(urth) Dionysus

Lee Berman severiansola at hotmail.com
Thu Dec 9 10:56:11 PST 2010


>Dan'l D. Oakes: But do recall, please, that Wolfe is an American writer. (I almost wrote 
>"an _essentially_ American writer," but realized that, while that is my impression, I have 
>no real data to back it up.) As such, he might be expected to use "vine" in the American sense.
>Against this, of course, is the fact that he is steeped in the Classics.

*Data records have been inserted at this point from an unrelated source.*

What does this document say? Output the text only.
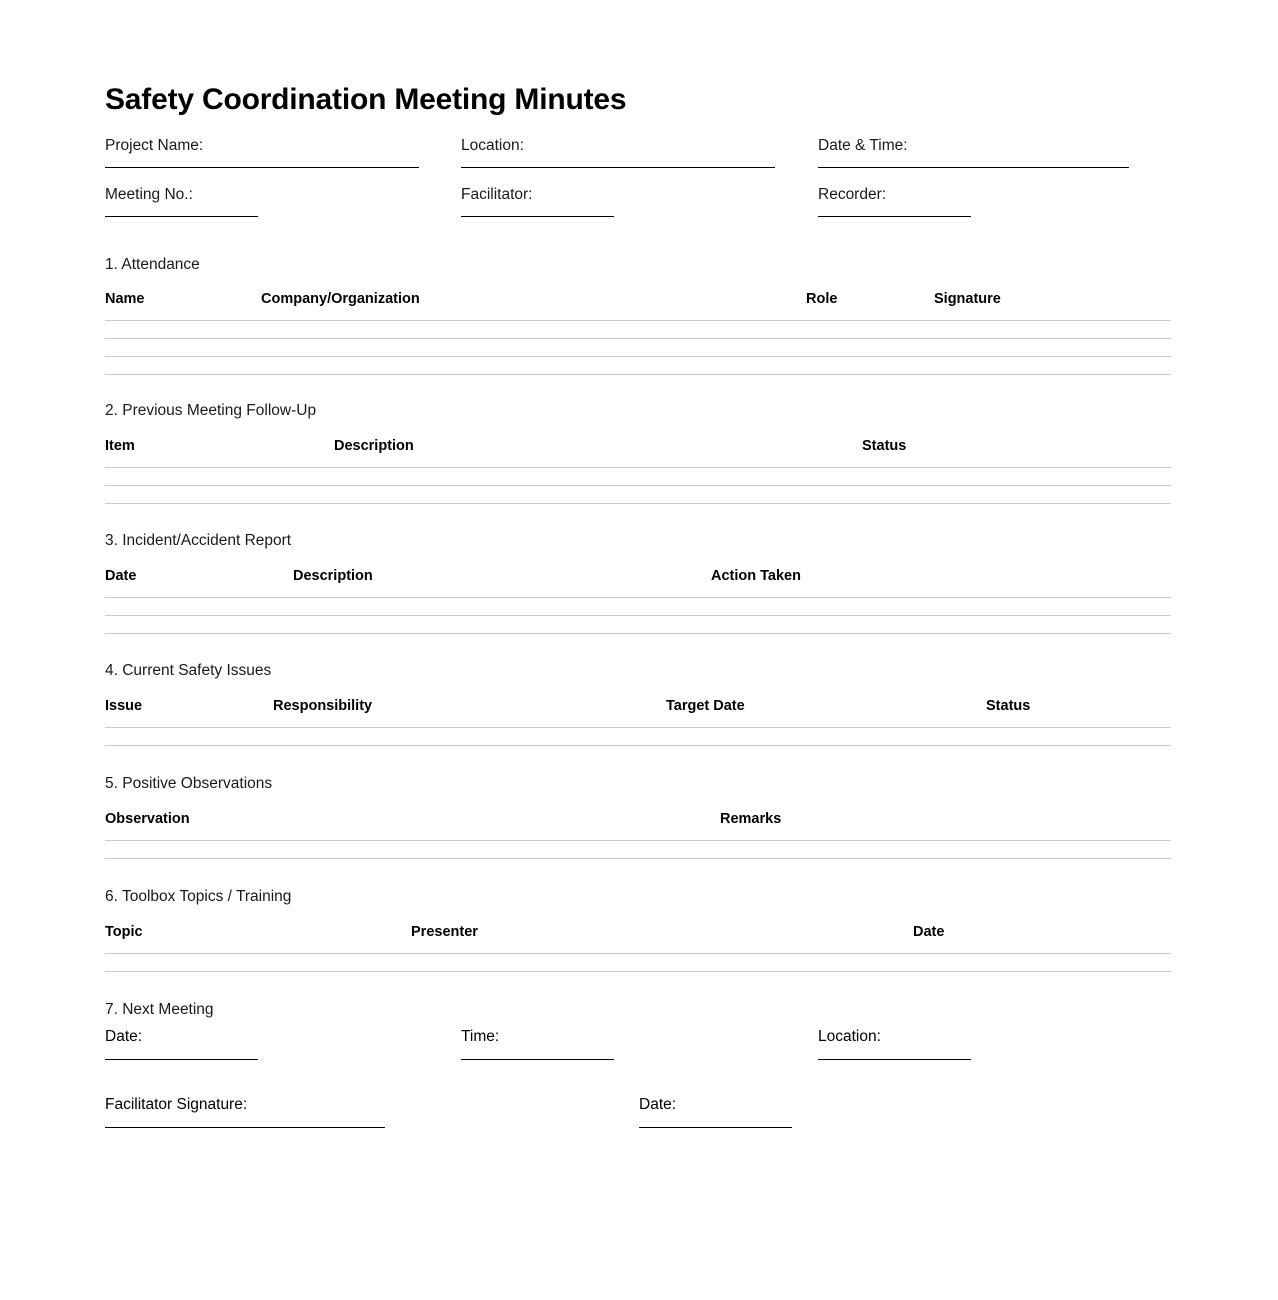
Safety Coordination Meeting Minutes
Project Name:	Location:	Date & Time:
Meeting No.:	Facilitator:	Recorder:
1. Attendance
Name	Company/Organization	Role	Signature
2. Previous Meeting Follow-Up
Item	Description	Status
3. Incident/Accident Report
Date	Description	Action Taken
4. Current Safety Issues
Issue	Responsibility	Target Date	Status
5. Positive Observations
Observation	Remarks
6. Toolbox Topics / Training
Topic	Presenter	Date
7. Next Meeting
Date:	Time:	Location:
Facilitator Signature:	Date:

Almost identical to what I would respond. As a purely anecdotal bit of data, I'll report that
the geography of my childhood and adulthood life is quite similar to Gene Wolfe's so it is
possible that he and I are very close in regional American dialect of English. If you said the
word "vine" to me, my first two thoughts would be of the brown snakey things seen on treks 
through our wooded areas and the things that Tarzan swung on. I've even had grapes growing in
my backyard at times but I think there of "grape arbors" not vines.
 
If pressed for further associations I would mention Hollywood and Vine and several other city's
Vine St. I'm familiar with. To get me to think of the wine fruit you'd probably have to press (heh) even
further and actually say "grapevine". 
 
And I say all this realizing that just minutes ago (really) I listened to the song, "I Heard it Through the Grapevine" (Gladys Knight+Pips version). That song and usage, of course, has nothing to do with fruit or wine.